Sui temi eticamente sensibili, come vengono chiamati, è difficile poter
imbastire leggi complesse ed esaustive. Molto meglio, e lo abbiamo sempre
detto, una regolamentazione leggera, minimale, che lasci molto alla scelta
informata delle cittadine e dei cittadini, alla loro coscienza, alla loro
morale civile e religiosa.

Non meno, ma più Consultori, più prevenzione, più informazione rendono
reale e fruibile, almeno su questioni quali quelle regolate dalla legge 40
o dalla legge 194, il governo del progresso scientifico, della tecnologia
e consentono di muoversi sul terreno certamente complesso delle libertà e dei
limiti.

Quanto alla legge 40 il vero grande problema, è che non avrebbe mai dovuto
esserci, è un’offesa e una violenza alle donne del nostro paese, a quelle
coppie che tentano, fra medioevali orpelli, la realizzazione di un sogno.

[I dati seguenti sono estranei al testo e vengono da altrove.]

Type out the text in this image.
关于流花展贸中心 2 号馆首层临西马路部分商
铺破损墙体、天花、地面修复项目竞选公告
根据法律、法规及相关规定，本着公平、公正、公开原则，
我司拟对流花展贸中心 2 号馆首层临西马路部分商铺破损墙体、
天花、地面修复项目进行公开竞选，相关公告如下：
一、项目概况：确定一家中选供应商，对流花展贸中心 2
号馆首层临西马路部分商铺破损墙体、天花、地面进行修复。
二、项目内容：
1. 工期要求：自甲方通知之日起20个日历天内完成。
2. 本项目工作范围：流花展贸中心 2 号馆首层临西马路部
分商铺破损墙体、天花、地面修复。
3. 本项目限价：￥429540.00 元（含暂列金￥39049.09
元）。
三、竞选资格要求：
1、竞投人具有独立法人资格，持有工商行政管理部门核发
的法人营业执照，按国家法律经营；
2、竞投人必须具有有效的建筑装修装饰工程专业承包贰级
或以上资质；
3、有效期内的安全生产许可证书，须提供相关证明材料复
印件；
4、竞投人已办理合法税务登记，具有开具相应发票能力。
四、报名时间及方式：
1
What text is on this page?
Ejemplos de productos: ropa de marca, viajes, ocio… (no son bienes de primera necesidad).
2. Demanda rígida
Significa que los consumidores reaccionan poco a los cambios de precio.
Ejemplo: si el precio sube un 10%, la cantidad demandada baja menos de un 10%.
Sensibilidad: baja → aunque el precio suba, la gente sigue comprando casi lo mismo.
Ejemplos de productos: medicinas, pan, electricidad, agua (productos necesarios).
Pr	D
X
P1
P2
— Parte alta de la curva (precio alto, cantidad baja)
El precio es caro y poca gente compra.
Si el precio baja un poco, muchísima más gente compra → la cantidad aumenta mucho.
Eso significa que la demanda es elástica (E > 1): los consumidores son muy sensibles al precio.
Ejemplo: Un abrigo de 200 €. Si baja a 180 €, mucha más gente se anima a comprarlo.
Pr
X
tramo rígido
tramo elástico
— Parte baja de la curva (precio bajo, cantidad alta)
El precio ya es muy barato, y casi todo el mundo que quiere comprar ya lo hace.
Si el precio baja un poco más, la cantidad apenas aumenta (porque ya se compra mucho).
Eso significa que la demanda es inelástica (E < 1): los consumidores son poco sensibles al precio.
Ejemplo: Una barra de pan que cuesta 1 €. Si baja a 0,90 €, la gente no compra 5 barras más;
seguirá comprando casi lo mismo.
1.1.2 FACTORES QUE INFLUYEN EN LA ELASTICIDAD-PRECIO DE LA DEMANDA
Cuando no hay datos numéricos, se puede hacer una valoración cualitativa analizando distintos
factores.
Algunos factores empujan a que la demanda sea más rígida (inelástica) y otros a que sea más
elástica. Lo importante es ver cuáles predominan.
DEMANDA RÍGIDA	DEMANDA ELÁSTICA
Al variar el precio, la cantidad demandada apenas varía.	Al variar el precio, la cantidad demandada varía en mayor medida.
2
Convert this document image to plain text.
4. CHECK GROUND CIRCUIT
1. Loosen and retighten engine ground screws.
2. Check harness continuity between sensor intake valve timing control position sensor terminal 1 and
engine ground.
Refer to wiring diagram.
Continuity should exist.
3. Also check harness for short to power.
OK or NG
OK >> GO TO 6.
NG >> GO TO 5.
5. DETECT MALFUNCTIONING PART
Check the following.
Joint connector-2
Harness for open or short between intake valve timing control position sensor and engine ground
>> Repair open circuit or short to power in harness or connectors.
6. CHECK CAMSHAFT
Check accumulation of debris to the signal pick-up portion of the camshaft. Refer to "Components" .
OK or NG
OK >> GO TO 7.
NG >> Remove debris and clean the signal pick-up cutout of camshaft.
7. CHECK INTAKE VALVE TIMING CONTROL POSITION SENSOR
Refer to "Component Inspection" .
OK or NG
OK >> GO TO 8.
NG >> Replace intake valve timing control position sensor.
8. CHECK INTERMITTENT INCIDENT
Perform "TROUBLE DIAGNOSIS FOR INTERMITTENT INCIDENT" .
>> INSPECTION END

Anche sul sogno abbiamo ragionato, ci siamo interrogate sul progresso
tecnologico, sul desiderio di maternità e sulla maternità stessa, quella che
a volte sfugge quando la cerchi o ti si para davanti quando non la
vuoi. Infine
quella che comunque non verrà perché non hai lavoro e sei precaria a
quarant’anni.

Non nascondiamo la difficoltà di trattare temi quale quello che la legge
40 pretenderebbe di regolare. Sulla fecondazione medicalmente assistita si
aprono orizzonti anche per noi complessi e talvolta inquietanti. Utero in
affitto, donazione di ovuli, dove finisce il mio diritto a volere, e dove
incomincia eventualmente il mio sfruttamento di un altro corpo femminile.

Ma la legge 40 non ha niente a che fare con un serio tentativo di
regolamentare questioni delicate e difficili, la legge 40 è una rozza
creatura, impresentabile, inutile per ciò a cui dovrebbe servire,
utilissima per altro: è stata infatti pensata per mantenere il controllo
sulle scelte delle persone e sul corpo delle donne.

L’UDI, difendendo la sentenza della Corte europea, intende rimettere in
campo tutta la battaglia per la difesa dell’integrità del corpo delle
donne, per il diritto alla salute. Sappiamo che su questo terreno,
sull’attacco strisciante e mai sopito alla legge 194, non passa solo
l’asservimento della politica ai poteri forti che, sacrificando le donne,
mantengono il loro potere sulle coscienze, e dunque il loro potere in
assoluto, ma passa tutta una concezione della vita, delle persone, del
rapporto uomo donna e della società.

Per noi donne, dunque, è ancora una volta una questione di esercizio reale
del diritto di cittadinanza e come tale, con questa forza e questa
ampiezza, lo abbiamo sempre affrontato e continueremo a farlo.